OData is grease to cut data friction

Back in 2007 I talked with Pablo Castro about Astoria, which I described as a way of making data readable and writeable by means of a RESTful interface. The technology has continued to move forward, and I’m now a heavy user of one of its implementations: the Azure table store. Yesterday at PDC we announced the proposed standardization of this approach as OData, which InfoQ nicely summarizes here.

I’ll leave detailed analysis of the proposal, and the inevitable comparisons to Google’s GData, to others who are better qualified. Nowadays I’m mainly a developer building a web service, and from that perspective it’s very clear that wide adoption of something like “ODBC for the cloud” is needed. We have no shortage of APIs, all of which yield XML and/or JSON data, but you have to overcome friction to compose with these APIs.

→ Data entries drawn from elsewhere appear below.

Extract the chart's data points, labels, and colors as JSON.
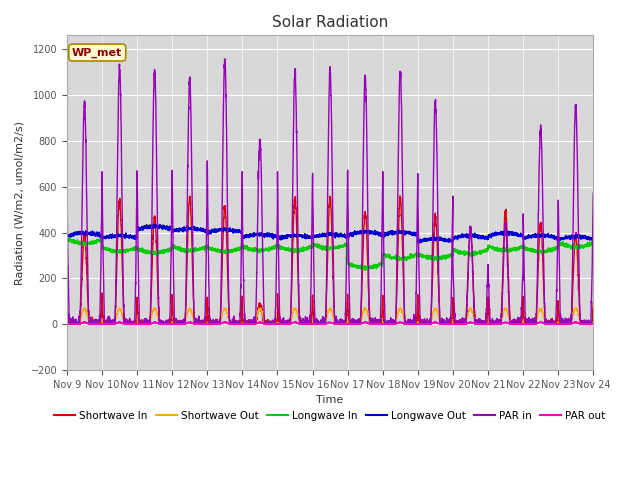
{
  "title": "Solar Radiation",
  "ylabel": "Radiation (W/m2, umol/m2/s)",
  "xlabel": "Time",
  "annotation": "WP_met",
  "ylim": [
    -200,
    1260
  ],
  "yticks": [
    -200,
    0,
    200,
    400,
    600,
    800,
    1000,
    1200
  ],
  "fig_bg_color": "#ffffff",
  "plot_bg_color": "#d8d8d8",
  "series": {
    "Shortwave In": {
      "color": "#dd0000",
      "lw": 1.0
    },
    "Shortwave Out": {
      "color": "#ffaa00",
      "lw": 1.0
    },
    "Longwave In": {
      "color": "#00cc00",
      "lw": 1.0
    },
    "Longwave Out": {
      "color": "#0000cc",
      "lw": 1.0
    },
    "PAR in": {
      "color": "#9900bb",
      "lw": 1.0
    },
    "PAR out": {
      "color": "#ff00bb",
      "lw": 1.0
    }
  },
  "n_days": 15,
  "start_day": 9,
  "samples_per_day": 288
}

For example, the elmcity service merges event information from sets of iCalendar feeds and also from three different sources — Eventful, Upcoming, and (recently added) Eventbrite. In each of those three cases, I’ve had to create slightly different versions of the same algorithm:

  • Query for future events
  • Retrieve the count of matching events
  • Page through the matching events
  • Map events into a common data model

Each service uses a slightly different syntax to query for future events. And each reports the count of matching events differently: page_count vs. total_results vs. resultcount. OData would normalize the queries. And because the spec says:

The count value included in the result MUST be enclosed in an <m:count>

it would also normalize the counting of results.

Open data on the web has enormous potential value, but if we have to overcome too much data friction in order to combine it and make sense of it, we will often fail to realize that value. ODBC in its era was a terrific lubricant. I’m hoping that OData, widely implemented in software, services, and mashup environments like the just-announced Dallas, will be another.